The minister-designate said it was unfortunate that some contractors use substandard materials in the execution of their contracts and attributed the situation to lack of supervision by site engineers.

Alhaji Sulemani said he would liaise with the technical people at the ministry to strengthen the supervision of contracts.

He also expressed regret over the lack of capacity of contractors and engineers and said he would build their capacities to enable them to be up to the task of constructing good and durable roads.

He said the use of modern equipment was essential to the execution of road projects and promised to assist local contractors to acquire modern machinery for the proper execution of their contracts.

On public-private partnership in road construction and management, Alhaji  Sulemani stated that that policy was already in existence and intimated that when given the nod, he would consult players in the industry to see whether its implementation would be feasible.

When he took his turn during the vetting, Mr Humado told the committee that for the country to move towards modernising agriculture, mechanisation was important and promised to pursue that policy.

 He said the use of improved seeds by farmers was also essential for them to have the required yields and said the ministry needed to provide that assistance to farmers.

 Mr Humado said it was quite unfortunate that subsidised fertiliser meant to alleviate the plight of rural farmers were being smuggled to neighbouring countries. 

 He promised to liaise with the security agencies to put in place stringent measures to prevent such smuggling which, if not checked, could threaten the proper implementation of the policy.

On irrigation, he noted that only five per cent of the total irrigable land was being used for irrigation.

He said the government had plans to develop irrigation in the northern part of the country, as well as the Accra Plains, which had the potential to produce enough food for the entire country.

Mr Humado said he would liaise with the Ghana Irrigation Development Authority to develop small-scale irrigation schemes in other parts of the country.

He said it was also important for electricity to be extended to such small irrigation sites to ensure the efficient operation of the schemes.

The minister also touched on issues such as the tomato glut and the need to improve local production of rice to reduce its import.

For his part, the minister-designate for Lands and Natural Resources, Alhaji Fuseini, dwelt more on the land sector of the ministry and explained that the current Land Administration Project would go a long way to minimise the multiple sale of land.

He explained that the first phase of the project had had a positive impact on land administration and expressed the hope that the second phase would consolidate the gains which had been made.

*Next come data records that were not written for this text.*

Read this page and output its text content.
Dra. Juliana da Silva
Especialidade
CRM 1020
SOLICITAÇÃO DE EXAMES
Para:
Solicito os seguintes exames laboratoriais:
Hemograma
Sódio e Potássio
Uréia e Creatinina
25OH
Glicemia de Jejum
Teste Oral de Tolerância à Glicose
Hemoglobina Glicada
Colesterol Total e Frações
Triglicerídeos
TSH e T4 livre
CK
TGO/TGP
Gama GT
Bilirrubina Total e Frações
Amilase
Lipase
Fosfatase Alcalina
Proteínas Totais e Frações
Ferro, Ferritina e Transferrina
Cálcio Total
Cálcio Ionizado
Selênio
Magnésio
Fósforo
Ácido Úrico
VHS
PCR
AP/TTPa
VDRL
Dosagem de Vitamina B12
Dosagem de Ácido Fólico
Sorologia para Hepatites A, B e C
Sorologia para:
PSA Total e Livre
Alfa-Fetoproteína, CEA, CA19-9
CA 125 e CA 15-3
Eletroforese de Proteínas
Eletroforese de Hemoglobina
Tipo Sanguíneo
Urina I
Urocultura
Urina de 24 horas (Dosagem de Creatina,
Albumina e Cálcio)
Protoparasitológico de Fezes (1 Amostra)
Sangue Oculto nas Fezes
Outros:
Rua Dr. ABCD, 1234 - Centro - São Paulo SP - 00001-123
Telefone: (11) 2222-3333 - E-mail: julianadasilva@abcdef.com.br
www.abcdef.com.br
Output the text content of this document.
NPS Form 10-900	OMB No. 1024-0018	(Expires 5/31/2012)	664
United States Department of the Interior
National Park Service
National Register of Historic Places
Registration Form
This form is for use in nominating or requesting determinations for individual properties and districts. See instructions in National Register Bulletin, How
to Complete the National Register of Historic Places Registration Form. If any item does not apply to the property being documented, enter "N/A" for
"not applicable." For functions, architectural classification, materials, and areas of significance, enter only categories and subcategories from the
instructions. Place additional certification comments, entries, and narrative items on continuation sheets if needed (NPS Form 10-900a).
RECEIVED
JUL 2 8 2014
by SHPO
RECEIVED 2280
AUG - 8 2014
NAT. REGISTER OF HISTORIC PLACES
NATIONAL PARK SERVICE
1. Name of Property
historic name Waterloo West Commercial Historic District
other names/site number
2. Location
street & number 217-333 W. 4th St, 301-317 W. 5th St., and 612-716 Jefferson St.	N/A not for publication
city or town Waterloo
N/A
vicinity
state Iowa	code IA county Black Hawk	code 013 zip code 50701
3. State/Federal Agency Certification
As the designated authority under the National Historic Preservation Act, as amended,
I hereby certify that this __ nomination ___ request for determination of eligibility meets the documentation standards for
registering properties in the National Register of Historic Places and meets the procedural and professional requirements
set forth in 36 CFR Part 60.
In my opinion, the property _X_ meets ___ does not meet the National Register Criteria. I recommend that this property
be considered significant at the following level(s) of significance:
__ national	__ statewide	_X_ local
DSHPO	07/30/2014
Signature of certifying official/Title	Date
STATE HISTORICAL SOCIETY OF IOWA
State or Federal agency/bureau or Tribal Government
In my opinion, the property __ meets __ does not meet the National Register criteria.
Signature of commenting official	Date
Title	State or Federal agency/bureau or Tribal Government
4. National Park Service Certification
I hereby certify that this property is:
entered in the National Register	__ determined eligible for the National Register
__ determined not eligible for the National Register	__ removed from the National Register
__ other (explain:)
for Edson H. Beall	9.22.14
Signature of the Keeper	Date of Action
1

He also touched on the activities of illegal miners and said he would work towards the implementation of laws on mining in the country.

The Information minister-designate, Mr Ayariga, told the committee that there was the need for the ministry to exist to co-ordinate government’s information flow.

 "Whether there are public relations outfits in the ministries, departments and agencies or there exists a public relations outfit at the Castle, the Ministry of Information should exist to disseminate government policies and give the government a feedback.

On the Media Development Fund, Mr Ayariga explained that it was a genuine attempt by the government to develop the capacities of the media.

He said there was the need for transparency in the processes leading to accessing the fund by beneficiaries to enable Ghanaians to appreciate the good intentions of the government in the setting of the fund.

Answering a question on the broadcasting bill, Mr Ayariga said his information was that it was still at the drafting stage and promised to make sure that it was sent to the Cabinet for approval before being sent to Parliament for passage.

He told the committee that he was not perturbed by the high attrition rate of ministers of information and pledged that he would work hard to make an impact at the ministry if given the nod.